Pitt Rivers Museum Luo Visual History


The Luo are said to have practiced a dual economy, with both farming and cattle-keeping being important. Both cattle, sheep and goats were kept and were used for both food, marriage payment and also for ritual activities such as sacrifice. Both sorghum (bel ) and finger millet (kal ) were important crops.

Sorghum (bel ) plantation in Gangu Village, Alego
Evans-Pritchard, 1936

Cattle grazing in Unyolo Village, Alego
Evans-Pritchard, 1936

Livestock buying at Amoth Market in Alego
Evans-Pritchard, 1936

More importantly, due to their proximity to the Lake, the Luo were known as fishermen and fish (rech ) was usually the main relish eaten with sorghum.
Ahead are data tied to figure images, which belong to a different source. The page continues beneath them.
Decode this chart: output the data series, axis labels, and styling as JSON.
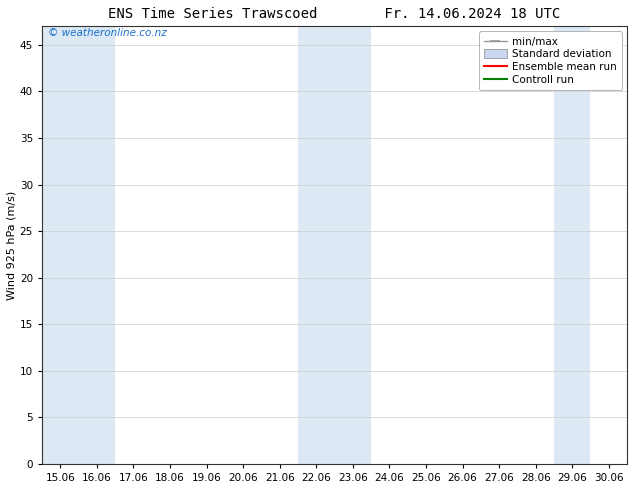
{
  "title_left": "ENS Time Series Trawscoed",
  "title_right": "Fr. 14.06.2024 18 UTC",
  "ylabel": "Wind 925 hPa (m/s)",
  "watermark": "© weatheronline.co.nz",
  "xlim_start": 15.06,
  "xlim_end": 30.06,
  "ylim_min": 0,
  "ylim_max": 47,
  "yticks": [
    0,
    5,
    10,
    15,
    20,
    25,
    30,
    35,
    40,
    45
  ],
  "xtick_labels": [
    "15.06",
    "16.06",
    "17.06",
    "18.06",
    "19.06",
    "20.06",
    "21.06",
    "22.06",
    "23.06",
    "24.06",
    "25.06",
    "26.06",
    "27.06",
    "28.06",
    "29.06",
    "30.06"
  ],
  "bg_color": "#ffffff",
  "plot_bg_color": "#ffffff",
  "shaded_bands": [
    {
      "x_start": 15.06,
      "x_end": 17.06,
      "color": "#dce9f5"
    },
    {
      "x_start": 22.06,
      "x_end": 24.06,
      "color": "#dce9f5"
    },
    {
      "x_start": 29.06,
      "x_end": 30.06,
      "color": "#dce9f5"
    }
  ],
  "legend_entries": [
    {
      "label": "min/max",
      "color": "#aaaaaa",
      "type": "errorbar"
    },
    {
      "label": "Standard deviation",
      "color": "#c8d8ee",
      "type": "band"
    },
    {
      "label": "Ensemble mean run",
      "color": "#ff0000",
      "type": "line"
    },
    {
      "label": "Controll run",
      "color": "#008000",
      "type": "line"
    }
  ],
  "title_fontsize": 10,
  "axis_label_fontsize": 8,
  "tick_fontsize": 7.5,
  "legend_fontsize": 7.5,
  "watermark_color": "#1a6fcc",
  "watermark_fontsize": 7.5
}
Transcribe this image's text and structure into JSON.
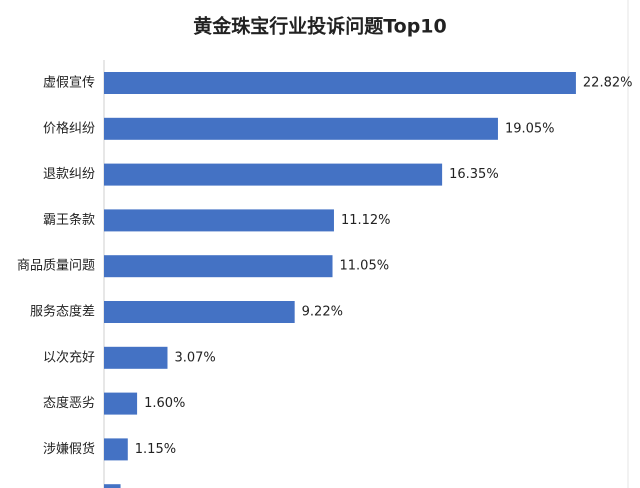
{
  "chart_data": {
    "type": "bar",
    "orientation": "horizontal",
    "title": "黄金珠宝行业投诉问题Top10",
    "categories": [
      "虚假宣传",
      "价格纠纷",
      "退款纠纷",
      "霸王条款",
      "商品质量问题",
      "服务态度差",
      "以次充好",
      "态度恶劣",
      "涉嫌假货",
      null
    ],
    "values": [
      22.82,
      19.05,
      16.35,
      11.12,
      11.05,
      9.22,
      3.07,
      1.6,
      1.15,
      0.8
    ],
    "value_labels": [
      "22.82%",
      "19.05%",
      "16.35%",
      "11.12%",
      "11.05%",
      "9.22%",
      "3.07%",
      "1.60%",
      "1.15%",
      null
    ],
    "color": "#4472c4"
  }
}
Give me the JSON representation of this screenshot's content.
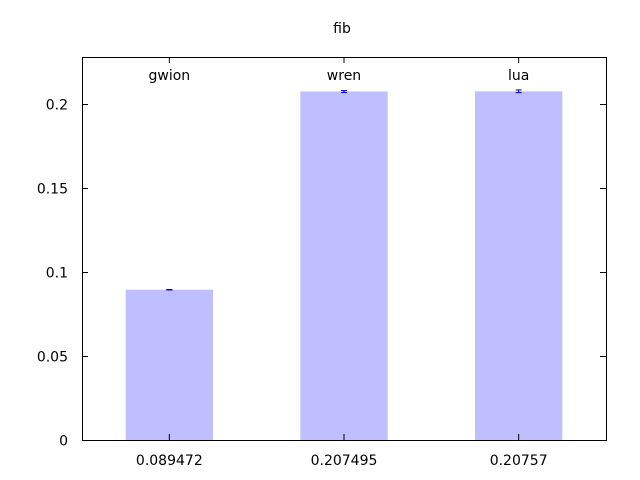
{
  "chart_data": {
    "type": "bar",
    "title": "fib",
    "categories": [
      "gwion",
      "wren",
      "lua"
    ],
    "x_tick_labels": [
      "0.089472",
      "0.207495",
      "0.20757"
    ],
    "values": [
      0.089472,
      0.207495,
      0.20757
    ],
    "error_bars": [
      {
        "low": 0.0893,
        "high": 0.0896
      },
      {
        "low": 0.2069,
        "high": 0.208
      },
      {
        "low": 0.2068,
        "high": 0.2084
      }
    ],
    "ylim": [
      0,
      0.228
    ],
    "yticks": [
      0,
      0.05,
      0.1,
      0.15,
      0.2
    ],
    "ytick_labels": [
      "0",
      "0.05",
      "0.1",
      "0.15",
      "0.2"
    ],
    "xlabel": "",
    "ylabel": "",
    "grid": false,
    "legend": "none",
    "colors": {
      "bar": "#bfbfff",
      "error_bar": "#0000cc",
      "axis": "#000000"
    }
  }
}
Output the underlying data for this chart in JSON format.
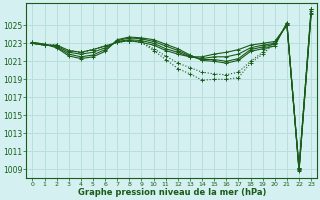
{
  "title": "Graphe pression niveau de la mer (hPa)",
  "background_color": "#d4f0f0",
  "grid_color": "#b8dede",
  "line_color": "#1a5c1a",
  "xlim": [
    -0.5,
    23.5
  ],
  "ylim": [
    1008.0,
    1027.5
  ],
  "yticks": [
    1009,
    1011,
    1013,
    1015,
    1017,
    1019,
    1021,
    1023,
    1025
  ],
  "xticks": [
    0,
    1,
    2,
    3,
    4,
    5,
    6,
    7,
    8,
    9,
    10,
    11,
    12,
    13,
    14,
    15,
    16,
    17,
    18,
    19,
    20,
    21,
    22,
    23
  ],
  "series": [
    [
      1023.0,
      1022.8,
      1022.8,
      1022.2,
      1022.0,
      1022.3,
      1022.7,
      1023.1,
      1023.3,
      1023.1,
      1022.8,
      1022.2,
      1021.8,
      1021.5,
      1021.5,
      1021.8,
      1022.0,
      1022.3,
      1022.8,
      1023.0,
      1023.2,
      1025.0,
      1009.2,
      1026.8
    ],
    [
      1023.0,
      1022.8,
      1022.7,
      1022.0,
      1021.8,
      1022.0,
      1022.5,
      1023.2,
      1023.4,
      1023.3,
      1023.0,
      1022.4,
      1022.0,
      1021.5,
      1021.3,
      1021.5,
      1021.5,
      1021.8,
      1022.5,
      1022.8,
      1023.0,
      1025.1,
      1009.0,
      1026.6
    ],
    [
      1023.1,
      1022.9,
      1022.6,
      1021.8,
      1021.5,
      1021.7,
      1022.3,
      1023.3,
      1023.6,
      1023.5,
      1023.2,
      1022.7,
      1022.2,
      1021.6,
      1021.2,
      1021.2,
      1021.0,
      1021.3,
      1022.3,
      1022.6,
      1022.9,
      1025.2,
      1008.9,
      1026.4
    ],
    [
      1023.1,
      1022.9,
      1022.5,
      1021.6,
      1021.3,
      1021.5,
      1022.1,
      1023.4,
      1023.7,
      1023.6,
      1023.4,
      1022.9,
      1022.4,
      1021.7,
      1021.1,
      1021.0,
      1020.8,
      1021.1,
      1022.1,
      1022.4,
      1022.7,
      1025.3,
      1008.8,
      1026.3
    ]
  ],
  "dotted_series": [
    [
      1023.0,
      1022.8,
      1022.8,
      1022.2,
      1022.0,
      1022.3,
      1022.7,
      1023.1,
      1023.3,
      1023.1,
      1022.4,
      1021.6,
      1020.8,
      1020.3,
      1019.8,
      1019.6,
      1019.5,
      1019.8,
      1021.0,
      1022.0,
      1023.2,
      1025.0,
      1009.2,
      1026.8
    ],
    [
      1023.0,
      1022.8,
      1022.8,
      1022.2,
      1022.0,
      1022.3,
      1022.7,
      1023.1,
      1023.3,
      1023.1,
      1022.2,
      1021.2,
      1020.2,
      1019.6,
      1019.2,
      1019.0,
      1019.0,
      1019.2,
      1020.8,
      1021.8,
      1023.0,
      1025.0,
      1009.0,
      1026.8
    ]
  ]
}
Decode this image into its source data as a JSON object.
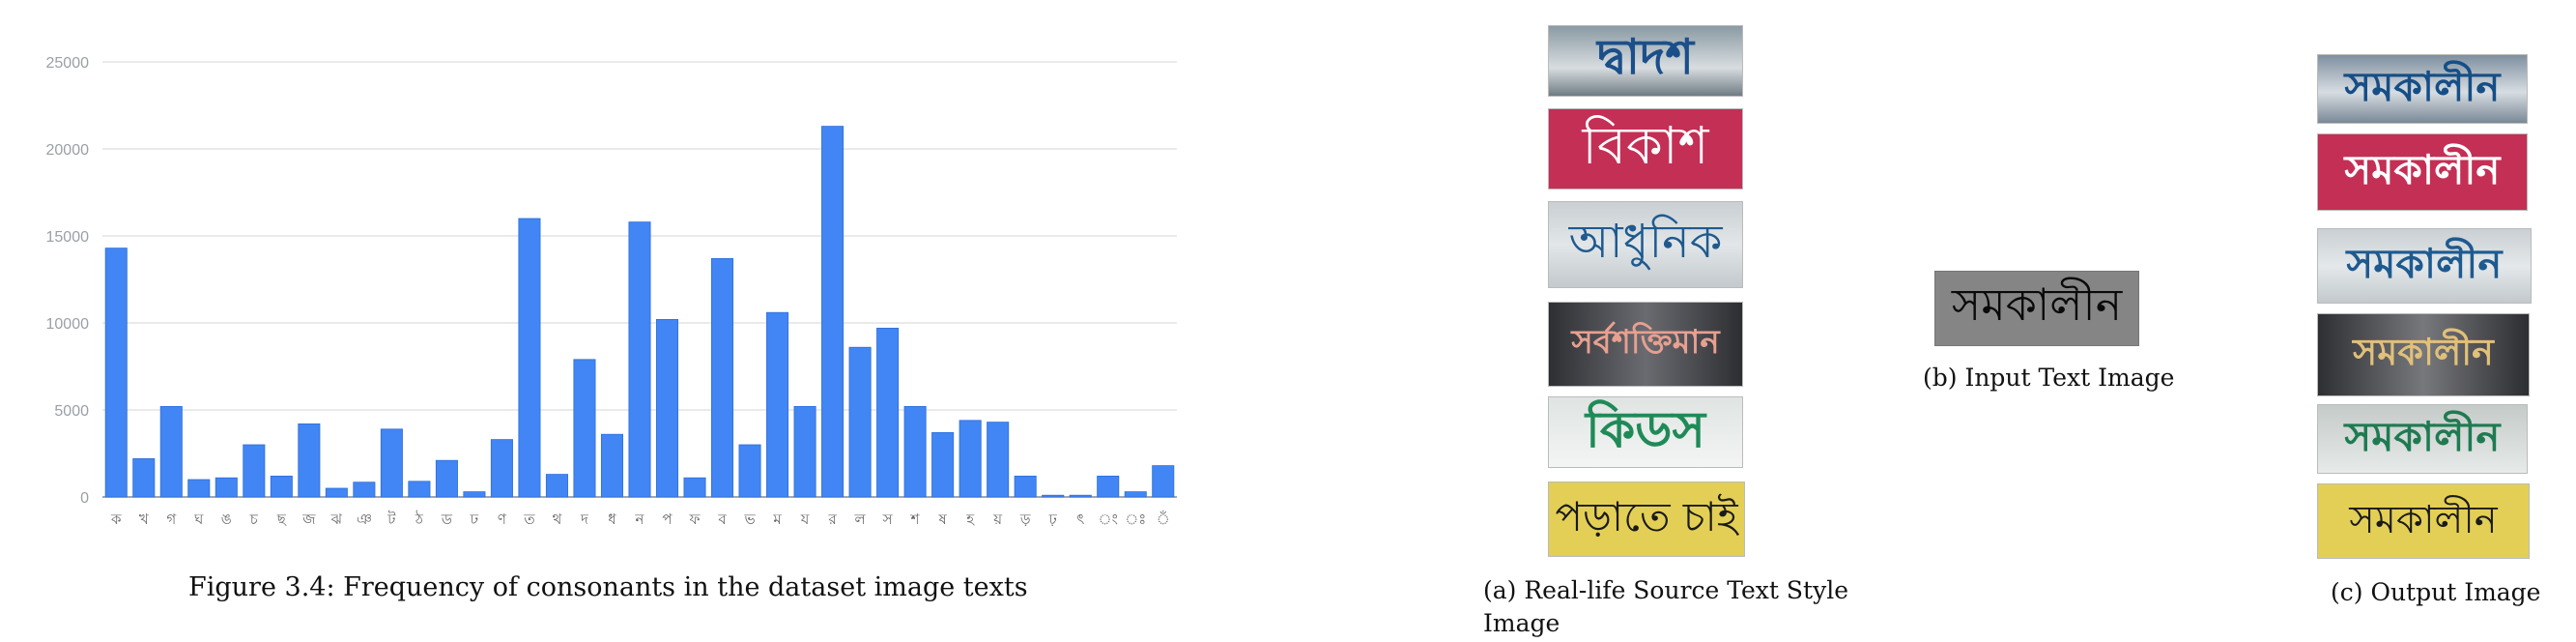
{
  "figure_caption": "Figure 3.4: Frequency of consonants in the dataset image texts",
  "chart_data": {
    "type": "bar",
    "categories": [
      "ক",
      "খ",
      "গ",
      "ঘ",
      "ঙ",
      "চ",
      "ছ",
      "জ",
      "ঝ",
      "ঞ",
      "ট",
      "ঠ",
      "ড",
      "ঢ",
      "ণ",
      "ত",
      "থ",
      "দ",
      "ধ",
      "ন",
      "প",
      "ফ",
      "ব",
      "ভ",
      "ম",
      "য",
      "র",
      "ল",
      "স",
      "শ",
      "ষ",
      "হ",
      "য়",
      "ড়",
      "ঢ়",
      "ৎ",
      "ং",
      "ঃ",
      "ঁ"
    ],
    "values": [
      14300,
      2200,
      5200,
      1000,
      1100,
      3000,
      1200,
      4200,
      500,
      850,
      3900,
      900,
      2100,
      300,
      3300,
      16000,
      1300,
      7900,
      3600,
      15800,
      10200,
      1100,
      13700,
      3000,
      10600,
      5200,
      21300,
      8600,
      9700,
      5200,
      3700,
      4400,
      4300,
      1200,
      100,
      100,
      1200,
      300,
      1800
    ],
    "ylim": [
      0,
      25000
    ],
    "yticks": [
      "0",
      "5000",
      "10000",
      "15000",
      "20000",
      "25000"
    ],
    "grid": true,
    "color": "#4285f4"
  },
  "source_panel": {
    "caption_line1": "(a) Real-life Source Text Style",
    "caption_line2": "Image",
    "words": [
      "দ্বাদশ",
      "বিকাশ",
      "আধুনিক",
      "সর্বশক্তিমান",
      "কিডস",
      "পড়াতে চাই"
    ]
  },
  "input_panel": {
    "caption": "(b) Input Text Image",
    "word": "সমকালীন"
  },
  "output_panel": {
    "caption": "(c) Output Image",
    "word": "সমকালীন"
  }
}
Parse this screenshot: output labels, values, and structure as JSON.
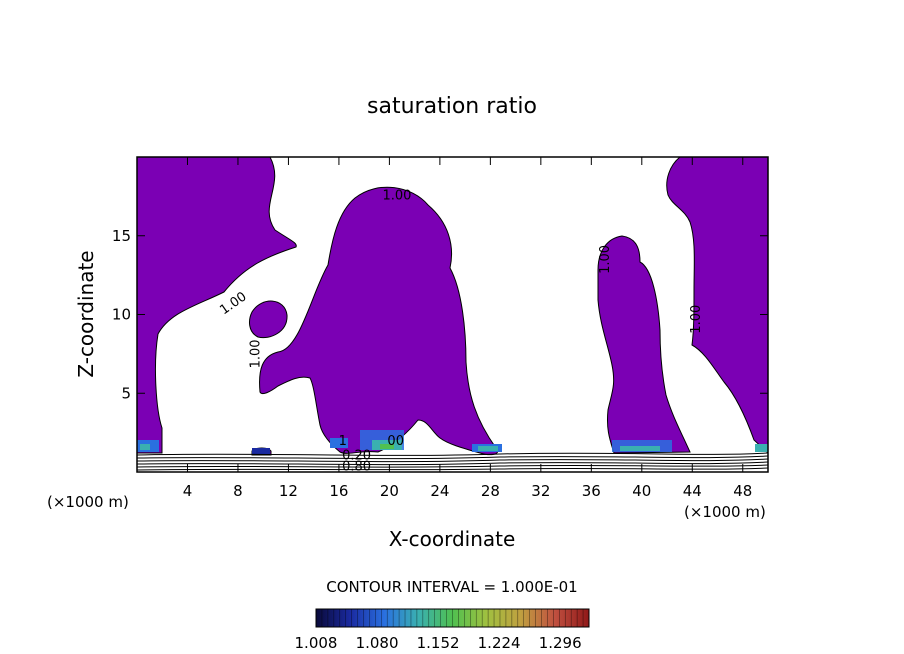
{
  "chart_data": {
    "type": "contour",
    "title": "saturation ratio",
    "xlabel": "X-coordinate",
    "ylabel": "Z-coordinate",
    "x_unit": "(×1000 m)",
    "z_unit": "(×1000 m)",
    "xlim": [
      0,
      50
    ],
    "ylim": [
      0,
      20
    ],
    "xticks": [
      4,
      8,
      12,
      16,
      20,
      24,
      28,
      32,
      36,
      40,
      44,
      48
    ],
    "yticks": [
      5,
      10,
      15
    ],
    "fill_color": "#7b00b4",
    "contour_labels": [
      {
        "text": "1.00",
        "x": 20.6,
        "z": 17.3,
        "angle": 0
      },
      {
        "text": "1.00",
        "x": 7.8,
        "z": 10.5,
        "angle": -35
      },
      {
        "text": "1.00",
        "x": 9.7,
        "z": 7.5,
        "angle": -90
      },
      {
        "text": "1.00",
        "x": 37.4,
        "z": 13.5,
        "angle": -90
      },
      {
        "text": "1.00",
        "x": 44.6,
        "z": 9.7,
        "angle": -90
      },
      {
        "text": "1",
        "x": 16.3,
        "z": 1.7,
        "angle": 0
      },
      {
        "text": "00",
        "x": 20.5,
        "z": 1.7,
        "angle": 0
      },
      {
        "text": "0.20",
        "x": 17.4,
        "z": 0.8,
        "angle": 0
      },
      {
        "text": "0.80",
        "x": 17.4,
        "z": 0.1,
        "angle": 0
      }
    ],
    "contour_interval_label": "CONTOUR INTERVAL = 1.000E-01",
    "colorbar": {
      "tick_labels": [
        "1.008",
        "1.080",
        "1.152",
        "1.224",
        "1.296"
      ],
      "range": [
        1.008,
        1.33
      ],
      "colors": [
        "#0a0a3a",
        "#1a2aa0",
        "#2a70e0",
        "#3ab0b0",
        "#50c050",
        "#a0c040",
        "#c0a040",
        "#c05040",
        "#901818"
      ]
    }
  }
}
Fishing was usually done by men in the lake but women also trapped fish in shallower waters. Both fish and livestock meat were further supplemented by hunting quill bird (aluru ) or other animals.

A Luo man punting a raft made of cork wood ( orindi ), used both for fishing and transport on the lake
Evans-Pritchard, 1936

Luo women with basketry fish traps (osech kiteng' ) going to fish in a shallow river water
Charles W. Hobley, about 1900

Quill birds (aluru ) caged in baskets (sigol ) suspended on poles ( tal ). Their songs call their mates who are trapped for food
Evans-Pritchard, 1936

A range of other economic activities were also carried out. These included basket-weaving, pot-making, papyrus mat-making and collecting termites.

Luo women and children with baskets and pots on their heads and a roll of matting, probably coming or going from market
Evans-Pritchard, 1936

Luo man harvesting a termite trap, used for feeding to chicks as well as alaru birds in basket cages.